One of the younger officers stepped closer, uneasy. "My lord… perhaps they are waiting for us?"
"Or watching," Calis murmured.
He studied the formation — the largest ship at its center, one ship is on it's front and the others spread behind like wings. No movement on their decks, no figures he could make out. Only gleaming metal and that faint, living sound that came and went with the wind.
The fleet around him shifted uneasily. Sailors muttered prayers under their breath. The helmsmen watched the Admiral for orders.
"Hold course," Calis said at last. "Let them see we do not fear the sea we guard."
The drums sounded once — deep, commanding. Across the line, the galleons steadied their formation, their banners of blue and gold unfurling proudly against the light.
Minutes stretched into silence. The two fleets — one of oak and sail, one of metal — drifted closer, their wakes crossing the same waters.
Then, from the heart of the strange formation, a single low pulse echoed across the sea — deeper than before, sharp and hollow, as though the ocean itself had drawn breath.
The men froze.
Calis turned his gaze to the lead vessel. Its hull gleamed brighter now, catching the sun in a blinding glare. For a heartbeat, it almost seemed to turn… but didn't. It simply held its path, slow and unwavering, as if biding its time.
The pulse came again.
Calis lowered his glass, his jaw set. "They're not lost," he said softly. "They're waiting."

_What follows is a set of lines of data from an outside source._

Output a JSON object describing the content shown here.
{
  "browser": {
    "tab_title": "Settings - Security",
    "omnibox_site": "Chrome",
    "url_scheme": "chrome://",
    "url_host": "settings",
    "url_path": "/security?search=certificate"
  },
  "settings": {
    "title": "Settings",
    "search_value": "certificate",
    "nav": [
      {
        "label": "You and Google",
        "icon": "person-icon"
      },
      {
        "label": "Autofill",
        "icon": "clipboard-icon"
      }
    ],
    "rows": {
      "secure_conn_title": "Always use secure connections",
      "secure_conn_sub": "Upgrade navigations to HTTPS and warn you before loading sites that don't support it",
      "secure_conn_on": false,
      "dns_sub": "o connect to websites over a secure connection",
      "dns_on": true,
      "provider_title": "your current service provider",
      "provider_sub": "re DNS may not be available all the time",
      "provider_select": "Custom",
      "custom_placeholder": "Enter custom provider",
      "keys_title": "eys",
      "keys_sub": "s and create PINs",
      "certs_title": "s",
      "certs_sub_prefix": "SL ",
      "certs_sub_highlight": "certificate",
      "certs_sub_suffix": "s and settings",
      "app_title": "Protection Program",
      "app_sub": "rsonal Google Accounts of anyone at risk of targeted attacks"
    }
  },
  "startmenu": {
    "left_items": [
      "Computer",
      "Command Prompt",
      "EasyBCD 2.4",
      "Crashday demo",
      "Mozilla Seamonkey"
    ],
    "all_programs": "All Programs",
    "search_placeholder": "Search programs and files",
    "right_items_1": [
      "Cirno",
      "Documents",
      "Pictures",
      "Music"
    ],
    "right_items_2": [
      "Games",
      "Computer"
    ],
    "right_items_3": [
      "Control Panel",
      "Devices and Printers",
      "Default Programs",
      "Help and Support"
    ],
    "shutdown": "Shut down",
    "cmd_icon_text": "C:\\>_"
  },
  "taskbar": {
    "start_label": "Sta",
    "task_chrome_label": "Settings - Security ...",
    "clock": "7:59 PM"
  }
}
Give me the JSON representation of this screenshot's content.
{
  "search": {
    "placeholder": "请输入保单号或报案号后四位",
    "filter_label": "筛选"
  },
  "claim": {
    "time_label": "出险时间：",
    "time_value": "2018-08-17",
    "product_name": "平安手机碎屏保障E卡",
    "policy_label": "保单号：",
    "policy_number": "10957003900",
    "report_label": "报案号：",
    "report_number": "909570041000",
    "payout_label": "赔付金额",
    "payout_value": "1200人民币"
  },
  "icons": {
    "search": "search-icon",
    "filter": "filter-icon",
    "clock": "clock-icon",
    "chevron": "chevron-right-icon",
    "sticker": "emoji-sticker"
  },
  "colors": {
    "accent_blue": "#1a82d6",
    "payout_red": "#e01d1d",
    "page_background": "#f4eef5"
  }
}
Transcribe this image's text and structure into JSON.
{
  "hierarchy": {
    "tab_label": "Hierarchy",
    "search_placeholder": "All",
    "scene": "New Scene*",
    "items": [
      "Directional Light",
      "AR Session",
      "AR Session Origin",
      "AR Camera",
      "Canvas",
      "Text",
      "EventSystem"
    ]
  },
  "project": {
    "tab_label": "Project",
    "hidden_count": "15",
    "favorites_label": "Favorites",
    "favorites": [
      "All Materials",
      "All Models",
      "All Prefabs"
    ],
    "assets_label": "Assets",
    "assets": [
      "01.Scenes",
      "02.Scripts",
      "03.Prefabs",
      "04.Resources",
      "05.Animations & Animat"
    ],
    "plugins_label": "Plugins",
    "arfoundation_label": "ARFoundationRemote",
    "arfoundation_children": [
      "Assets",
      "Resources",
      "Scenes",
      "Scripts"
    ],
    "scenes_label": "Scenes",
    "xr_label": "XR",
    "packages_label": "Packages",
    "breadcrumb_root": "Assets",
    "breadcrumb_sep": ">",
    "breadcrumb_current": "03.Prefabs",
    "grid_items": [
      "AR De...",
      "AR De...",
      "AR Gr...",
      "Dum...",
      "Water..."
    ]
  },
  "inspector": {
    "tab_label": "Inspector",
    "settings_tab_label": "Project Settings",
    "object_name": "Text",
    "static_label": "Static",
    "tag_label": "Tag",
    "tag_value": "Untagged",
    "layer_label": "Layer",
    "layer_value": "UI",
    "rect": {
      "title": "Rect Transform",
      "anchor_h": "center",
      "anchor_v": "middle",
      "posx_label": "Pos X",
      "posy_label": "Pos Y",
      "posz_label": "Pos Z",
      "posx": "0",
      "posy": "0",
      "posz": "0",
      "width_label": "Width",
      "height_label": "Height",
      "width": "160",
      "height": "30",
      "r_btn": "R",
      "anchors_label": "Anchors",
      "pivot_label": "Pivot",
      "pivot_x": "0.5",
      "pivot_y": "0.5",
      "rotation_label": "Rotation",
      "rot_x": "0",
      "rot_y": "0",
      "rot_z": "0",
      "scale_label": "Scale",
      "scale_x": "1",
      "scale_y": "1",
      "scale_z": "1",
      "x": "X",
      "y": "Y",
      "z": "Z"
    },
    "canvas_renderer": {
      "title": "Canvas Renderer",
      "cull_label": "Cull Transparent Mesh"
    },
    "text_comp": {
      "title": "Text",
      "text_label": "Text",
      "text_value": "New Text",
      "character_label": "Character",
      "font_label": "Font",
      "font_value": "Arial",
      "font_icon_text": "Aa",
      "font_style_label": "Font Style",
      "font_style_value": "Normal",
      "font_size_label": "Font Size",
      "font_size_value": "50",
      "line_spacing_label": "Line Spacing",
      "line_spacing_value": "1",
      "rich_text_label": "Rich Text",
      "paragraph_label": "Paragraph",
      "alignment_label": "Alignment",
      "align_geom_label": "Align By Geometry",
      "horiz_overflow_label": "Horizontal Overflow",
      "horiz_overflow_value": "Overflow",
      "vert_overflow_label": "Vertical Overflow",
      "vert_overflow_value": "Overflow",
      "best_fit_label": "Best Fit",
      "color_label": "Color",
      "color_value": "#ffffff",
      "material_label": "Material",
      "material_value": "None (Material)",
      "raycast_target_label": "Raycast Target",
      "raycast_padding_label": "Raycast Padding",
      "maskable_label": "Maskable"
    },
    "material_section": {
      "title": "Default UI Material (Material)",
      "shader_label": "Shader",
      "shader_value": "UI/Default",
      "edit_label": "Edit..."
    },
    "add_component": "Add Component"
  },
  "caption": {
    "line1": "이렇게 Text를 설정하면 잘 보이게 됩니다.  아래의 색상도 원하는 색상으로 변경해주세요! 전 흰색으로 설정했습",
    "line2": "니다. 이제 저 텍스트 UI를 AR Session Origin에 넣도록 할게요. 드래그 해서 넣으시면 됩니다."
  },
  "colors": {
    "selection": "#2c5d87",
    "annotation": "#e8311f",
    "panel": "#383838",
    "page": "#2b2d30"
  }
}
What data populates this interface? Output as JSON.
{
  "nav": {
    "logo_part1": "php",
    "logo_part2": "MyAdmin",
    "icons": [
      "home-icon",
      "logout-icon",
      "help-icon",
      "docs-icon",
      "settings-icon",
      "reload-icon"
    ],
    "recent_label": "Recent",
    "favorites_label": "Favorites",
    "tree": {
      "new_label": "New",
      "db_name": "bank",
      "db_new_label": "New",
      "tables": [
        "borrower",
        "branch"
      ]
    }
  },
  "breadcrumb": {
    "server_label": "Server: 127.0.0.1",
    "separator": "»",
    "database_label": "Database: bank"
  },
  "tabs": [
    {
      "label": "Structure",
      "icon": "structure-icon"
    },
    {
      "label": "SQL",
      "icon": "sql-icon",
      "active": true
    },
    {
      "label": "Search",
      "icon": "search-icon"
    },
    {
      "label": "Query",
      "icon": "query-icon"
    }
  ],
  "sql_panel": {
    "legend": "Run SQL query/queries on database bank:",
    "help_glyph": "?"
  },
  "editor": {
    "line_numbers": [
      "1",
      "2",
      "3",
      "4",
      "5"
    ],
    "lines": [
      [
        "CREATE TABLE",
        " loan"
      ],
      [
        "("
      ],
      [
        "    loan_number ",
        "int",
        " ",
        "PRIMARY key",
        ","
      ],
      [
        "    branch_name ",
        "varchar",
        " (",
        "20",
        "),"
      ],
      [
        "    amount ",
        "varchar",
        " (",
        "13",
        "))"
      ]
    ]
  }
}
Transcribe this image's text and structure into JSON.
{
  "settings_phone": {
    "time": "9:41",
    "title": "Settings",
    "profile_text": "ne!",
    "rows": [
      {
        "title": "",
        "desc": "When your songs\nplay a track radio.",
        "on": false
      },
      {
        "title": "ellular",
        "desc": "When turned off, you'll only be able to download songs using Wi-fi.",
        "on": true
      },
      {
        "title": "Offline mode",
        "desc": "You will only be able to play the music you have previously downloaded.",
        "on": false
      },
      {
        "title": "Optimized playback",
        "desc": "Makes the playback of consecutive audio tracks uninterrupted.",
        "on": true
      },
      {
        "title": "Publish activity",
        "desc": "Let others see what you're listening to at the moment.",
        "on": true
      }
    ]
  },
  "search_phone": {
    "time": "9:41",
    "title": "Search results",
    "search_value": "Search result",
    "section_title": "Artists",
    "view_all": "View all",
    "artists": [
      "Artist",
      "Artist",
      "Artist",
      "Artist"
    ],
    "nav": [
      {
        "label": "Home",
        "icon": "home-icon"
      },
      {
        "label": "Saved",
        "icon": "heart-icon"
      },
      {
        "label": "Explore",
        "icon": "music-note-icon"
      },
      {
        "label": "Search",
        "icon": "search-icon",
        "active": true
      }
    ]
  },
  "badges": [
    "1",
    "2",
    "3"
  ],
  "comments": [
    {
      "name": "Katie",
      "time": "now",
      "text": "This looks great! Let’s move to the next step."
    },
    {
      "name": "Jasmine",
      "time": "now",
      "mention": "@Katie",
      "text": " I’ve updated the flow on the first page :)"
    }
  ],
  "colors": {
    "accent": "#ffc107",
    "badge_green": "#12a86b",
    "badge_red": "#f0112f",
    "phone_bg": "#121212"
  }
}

The wind shifted, and the sound carried over the fleet once more — steady, deliberate, impossible to mistake for chance.
Every man aboard felt it then — not fear, but the weight of something vast and unseen, moving just beyond reach.
The sea had gone still again. The drums waited for his next command. And Admiral Calis Varand, veteran of a hundred storms, found no words to give.